Ramón:            Im Grunde ja, vor allem war es der Wunsch meines Vaters, das kam aber erst später. Als ich 14 Jahre alt war, ist Myrurgia abgebrannt und ich habe damals beim Wiederaufbau geholfen. Vor allem im Labor kam ich dann mit der Parfümerie direkt in Kontakt und fing an mich für die Parfumherstellung zu interessieren.  Eigentlich wollte ich Architekt werden und fing als junger Mann auch ein Architekturstudium an, habe es aber nicht beendet und lernte dann von Grund auf das Parfumeurshandwerk. Ich war in Genf, Paris und in Grasse um mir ein fundiertes Wissen aneignen zu können. Vor allem meinem Mentor Jordi Pey habe ich viel zu verdanken.

 

Florblanca:         Wie lange braucht man um als Parfumeur ausgebildet zu werden?
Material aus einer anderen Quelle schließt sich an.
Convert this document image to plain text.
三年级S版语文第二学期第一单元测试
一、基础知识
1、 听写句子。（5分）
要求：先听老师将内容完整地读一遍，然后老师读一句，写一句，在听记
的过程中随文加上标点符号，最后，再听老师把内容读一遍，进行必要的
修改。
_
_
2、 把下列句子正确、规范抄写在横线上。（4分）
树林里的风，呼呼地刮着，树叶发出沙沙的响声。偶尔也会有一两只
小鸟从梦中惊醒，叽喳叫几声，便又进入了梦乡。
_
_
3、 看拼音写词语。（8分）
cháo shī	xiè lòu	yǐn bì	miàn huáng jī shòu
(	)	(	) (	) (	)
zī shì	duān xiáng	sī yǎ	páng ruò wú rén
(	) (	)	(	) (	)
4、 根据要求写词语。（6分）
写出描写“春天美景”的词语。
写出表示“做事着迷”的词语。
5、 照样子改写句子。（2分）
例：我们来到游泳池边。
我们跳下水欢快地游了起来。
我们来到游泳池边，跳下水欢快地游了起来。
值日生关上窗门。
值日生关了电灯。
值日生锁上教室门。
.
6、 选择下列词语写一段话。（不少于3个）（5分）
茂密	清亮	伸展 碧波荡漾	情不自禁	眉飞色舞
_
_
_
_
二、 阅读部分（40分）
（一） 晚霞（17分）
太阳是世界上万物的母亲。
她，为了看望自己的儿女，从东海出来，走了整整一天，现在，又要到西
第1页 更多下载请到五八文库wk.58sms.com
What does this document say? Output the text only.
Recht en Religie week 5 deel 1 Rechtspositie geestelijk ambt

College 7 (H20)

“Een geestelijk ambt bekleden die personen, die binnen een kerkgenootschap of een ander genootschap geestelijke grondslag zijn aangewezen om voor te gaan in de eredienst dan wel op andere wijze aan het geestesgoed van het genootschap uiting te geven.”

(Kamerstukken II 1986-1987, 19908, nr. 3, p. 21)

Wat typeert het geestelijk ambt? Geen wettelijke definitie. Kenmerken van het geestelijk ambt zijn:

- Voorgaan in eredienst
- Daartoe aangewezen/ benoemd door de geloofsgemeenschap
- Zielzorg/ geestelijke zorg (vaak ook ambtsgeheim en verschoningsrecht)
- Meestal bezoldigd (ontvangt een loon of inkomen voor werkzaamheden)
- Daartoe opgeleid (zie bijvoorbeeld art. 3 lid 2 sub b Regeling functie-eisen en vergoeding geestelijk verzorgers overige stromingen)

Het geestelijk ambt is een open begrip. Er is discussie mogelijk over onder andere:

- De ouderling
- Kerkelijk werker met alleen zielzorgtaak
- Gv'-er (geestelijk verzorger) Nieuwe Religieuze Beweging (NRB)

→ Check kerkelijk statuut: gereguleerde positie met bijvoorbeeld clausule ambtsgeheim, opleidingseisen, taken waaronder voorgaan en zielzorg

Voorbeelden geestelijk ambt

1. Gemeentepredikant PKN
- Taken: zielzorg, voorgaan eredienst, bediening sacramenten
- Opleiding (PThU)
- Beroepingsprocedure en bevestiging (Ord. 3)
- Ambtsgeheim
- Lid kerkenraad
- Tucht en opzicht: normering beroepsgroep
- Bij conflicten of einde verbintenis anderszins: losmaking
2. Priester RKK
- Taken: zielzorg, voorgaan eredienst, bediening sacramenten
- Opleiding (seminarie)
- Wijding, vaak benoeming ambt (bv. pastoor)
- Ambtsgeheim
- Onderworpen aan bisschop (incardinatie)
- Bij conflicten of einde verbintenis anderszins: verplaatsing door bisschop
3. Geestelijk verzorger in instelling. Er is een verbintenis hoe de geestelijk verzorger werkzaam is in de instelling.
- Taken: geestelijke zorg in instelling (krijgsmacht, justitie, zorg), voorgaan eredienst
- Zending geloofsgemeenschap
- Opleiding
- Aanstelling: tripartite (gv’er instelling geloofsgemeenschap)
Ramón:            Insgesamt dauert es ca. 10 Jahre, bis man sich als Parfumeur bezeichnen kann.

 

Florblanca:         Wie siehst Du das Ende von Myrurgia?

Ramón:            Es ist natürlich traurig, wenn ein so großes Unternehmen verschwindet. Mein Urgroßvater, Ramón Monegal, hatte in Barcelona eine Fabrik für diverse Drogerieartikel. Darunter auch Farben und Lacke, Waschmittel, Seifen und auch Parfums. Sein Sohn, mein Großvater Esteve Monegal Prat,  war Bildhauer und sein Interesse am Unternehmen beschränkte sich auf die Parfums. Also hat Ramón Monegal die Parfums ausgegliedert. Dieses neue Unternehmen konnte er aber nicht Monegal nennen, denn so hieß bereits sein erstes Unternehmen. Also nanne er es Myrurgia. Er war bis spät in die 40er Jahre President und absoluter Kopf von Myrurgia und mein Großvater Esteve gab Myrurgia ein Gesicht. Später hat mein Vater Myrurgia übernommen und nach ihm mein älterer Bruder Esteban. Ich arbeitete seit den frühen 70ern als Parfumeur bei Myrurgia und war später auch Vice President des Unternehmens. Da mein älterer Bruder aber Bankier war, war Myrurgia für ihn eine andere Welt. Dennoch haben wir in den 80er Jahren Dr. Payot aufgekauft, später auch Aigner Parfums und ich habe für Aigner diverse Parfums kreiert. 2001 wurde Myrurgia dann an Puig verkauft, Puig bat mich aber, als Parfumeur zu bleiben, was ich dann zunächst auch tat. Das Ende von Myrurgia kam dann 2008, als Puig die Produktion von Myrurgia eingestellt hat. Zwischenzeitlich wurde auch das letzte Parfum, Maja, nach Mexiko verkauft.

 

Florblanca:         Hast Du schon einmal überlegt, die Myrurgia Düfte neu aufzulegen?

Ramón:            Nein, derzeit beschäftige ich mich nicht mit solchen Gedanken, zumal alle Düfte heute – allein schon aufgrund ihrer Ingredienzen – reformuliert werden müßten.

 

Florblanca:         Trainierst Du Deine Nase? Wenn ja, wie?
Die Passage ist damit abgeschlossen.